Capítulo 34: La Comida - Page 6 of 7
- ¡Qué perito ni que peritas! –exclama con burla el P. Dámaso-. ¡Quien necesite de peritos es un perrito!. ¡Hay que ser más bruto que los indios que se levantan sus propias casas, para no saber hacer construir cuatro paredes y ponerles un tapanco [24] encima, que es todo una escuela!.
Todos miraron hacia Ibarra, pero éste, si bien se puso pálido, siguió como conversando con María Clara.
- Pero considere V.R....
- Vea Ud. –continúa el franciscano no dejando hablar al Alcalde-, vea Ud. como un lego nuestro, el más bruto que tenemos, ha construido un hospital bueno, bonito y barato. Hacía trabajar bien y no pagaba más que ocho cuartos diarios a los que tenían que venir de otros pueblos. Ese sabía tratarlos, no como muchos chiflados y mesticillos, que los echan a perder pagándoles tres o cuatro reales.
- ¿Dice V.R. que sólo pagaba ocho cuartos?. ¡Imposible! –trata el Alcalde de cambiar el curso de la conversación.
- Sí señor, y eso debían imitar los que se precian de buenos españoles. Ya se ve, desde que el Canal de Suez se ha abierto, la corrupción ha venido acá. ¡Antes, cuando teníamos que doblar el Cabo, ni venían tantos perdidos, ni iban allá otros a perderse!.
- Pero, ¡P. Dámaso...!.
- Ud. ya conoce lo que es el indio: tan pronto aprende algo, se las echa de doctor. Todos esos mocosos que se van a Europa.
- Pero, ¡oiga V.R....! –interrumpía el Alcalde, que se inquietaba por lo agresivo de aquellas palabras.
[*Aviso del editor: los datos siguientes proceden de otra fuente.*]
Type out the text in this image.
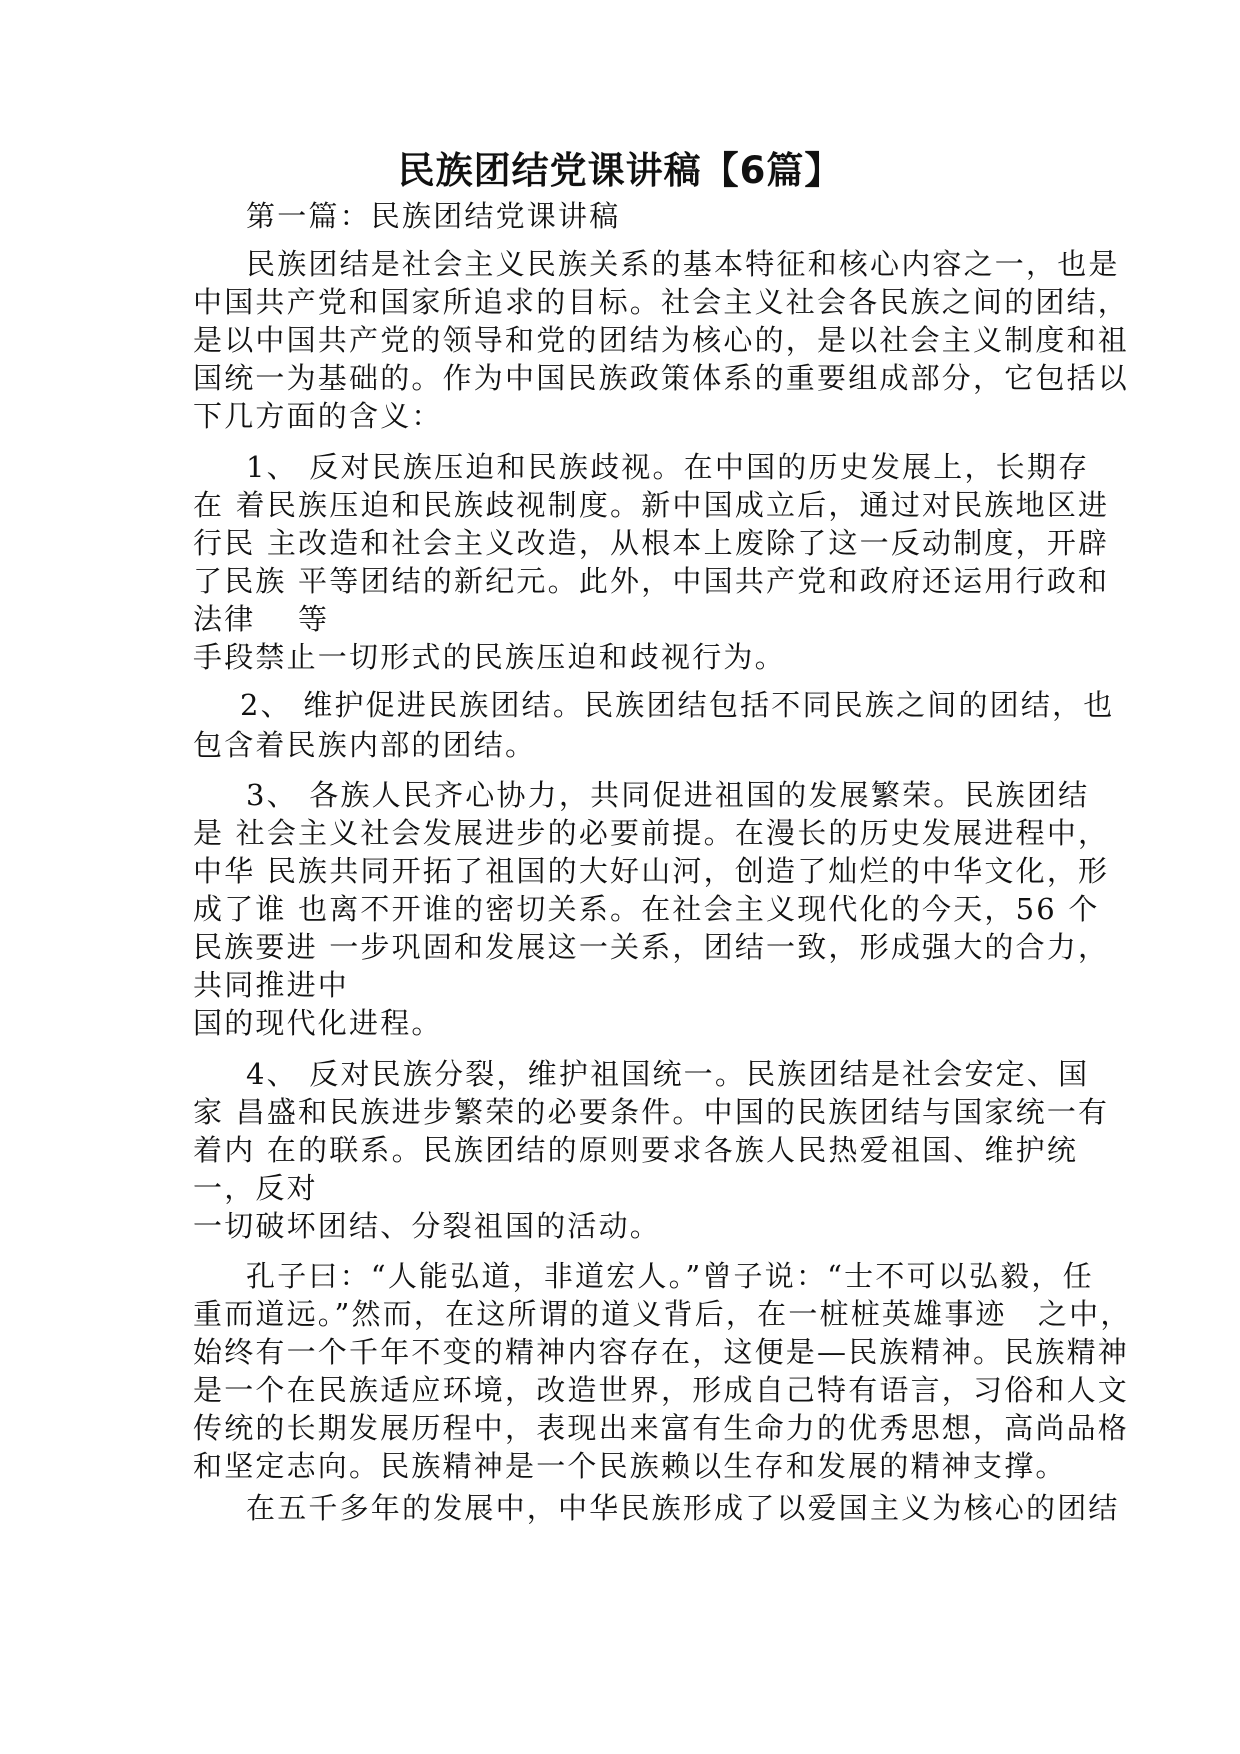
民族团结党课讲稿【6篇】
第一篇：民族团结党课讲稿
民族团结是社会主义民族关系的基本特征和核心内容之一，也是
中国共产党和国家所追求的目标。社会主义社会各民族之间的团结，
是以中国共产党的领导和党的团结为核心的，是以社会主义制度和祖
国统一为基础的。作为中国民族政策体系的重要组成部分，它包括以
下几方面的含义：
1、 反对民族压迫和民族歧视。在中国的历史发展上，长期存
在 着民族压迫和民族歧视制度。新中国成立后，通过对民族地区进
行民 主改造和社会主义改造，从根本上废除了这一反动制度，开辟
了民族 平等团结的新纪元。此外，中国共产党和政府还运用行政和
法律　 等
手段禁止一切形式的民族压迫和歧视行为。
2、 维护促进民族团结。民族团结包括不同民族之间的团结，也
包含着民族内部的团结。
3、 各族人民齐心协力，共同促进祖国的发展繁荣。民族团结
是 社会主义社会发展进步的必要前提。在漫长的历史发展进程中，
中华 民族共同开拓了祖国的大好山河，创造了灿烂的中华文化，形
成了谁 也离不开谁的密切关系。在社会主义现代化的今天，56 个
民族要进 一步巩固和发展这一关系，团结一致，形成强大的合力，
共同推进中
国的现代化进程。
4、 反对民族分裂，维护祖国统一。民族团结是社会安定、国
家 昌盛和民族进步繁荣的必要条件。中国的民族团结与国家统一有
着内 在的联系。民族团结的原则要求各族人民热爱祖国、维护统
一，反对
一切破坏团结、分裂祖国的活动。
孔子曰：“人能弘道，非道宏人。”曾子说：“士不可以弘毅，任
重而道远。”然而，在这所谓的道义背后，在一桩桩英雄事迹　之中，
始终有一个千年不变的精神内容存在，这便是—民族精神。民族精神
是一个在民族适应环境，改造世界，形成自己特有语言，习俗和人文
传统的长期发展历程中，表现出来富有生命力的优秀思想，高尚品格
和坚定志向。民族精神是一个民族赖以生存和发展的精神支撑。
在五千多年的发展中，中华民族形成了以爱国主义为核心的团结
- Todos van a acabar como merecen –continúa-; la mano de Dios se ve en medio, se necesita estar ciego para no verlo. Ya en esta vida reciben el castigo los padres de semejantes víboras... se mueren en la cárcel, ¡je!, ¡je!, como si dijéramos no tienen donde...
Pero no concluyó la frase. Ibarra, lívido, le había estado siguiendo con la vista; al oír la alusión a su padre, se levantó de un salto, dejó caer su robusta mano sobre la cabeza del sacerdote, que cayó de espaldas atontado.
Llenos de sorpresa y terror, ninguno se atrevió a intervenir.
- ¡Lejos! –gritó el joven con voz terrible, y extendió su mano a un afilado cuchillo mientras sujetaba con el pie el cuello del fraile, que volvía de su atolondramiento-; ¡el que no quiera morir que no se acerque!.
Ibarra estaba fuera de sí: su cuerpo temblaba, sus ojos giraban en sus órbitas amenazadores. Fr. Dámaso haciendo un esfuerzo, se levantó, pero él, cogiéndole del cuello, le sacudió hasta ponerle de rodillas y doblarle.
- ¡Señor de Ibarra!, ¡señor de Ibarra! –balbucearon algunos.
[24] Tejado provisional que puede ser de cañas, hierba, etc.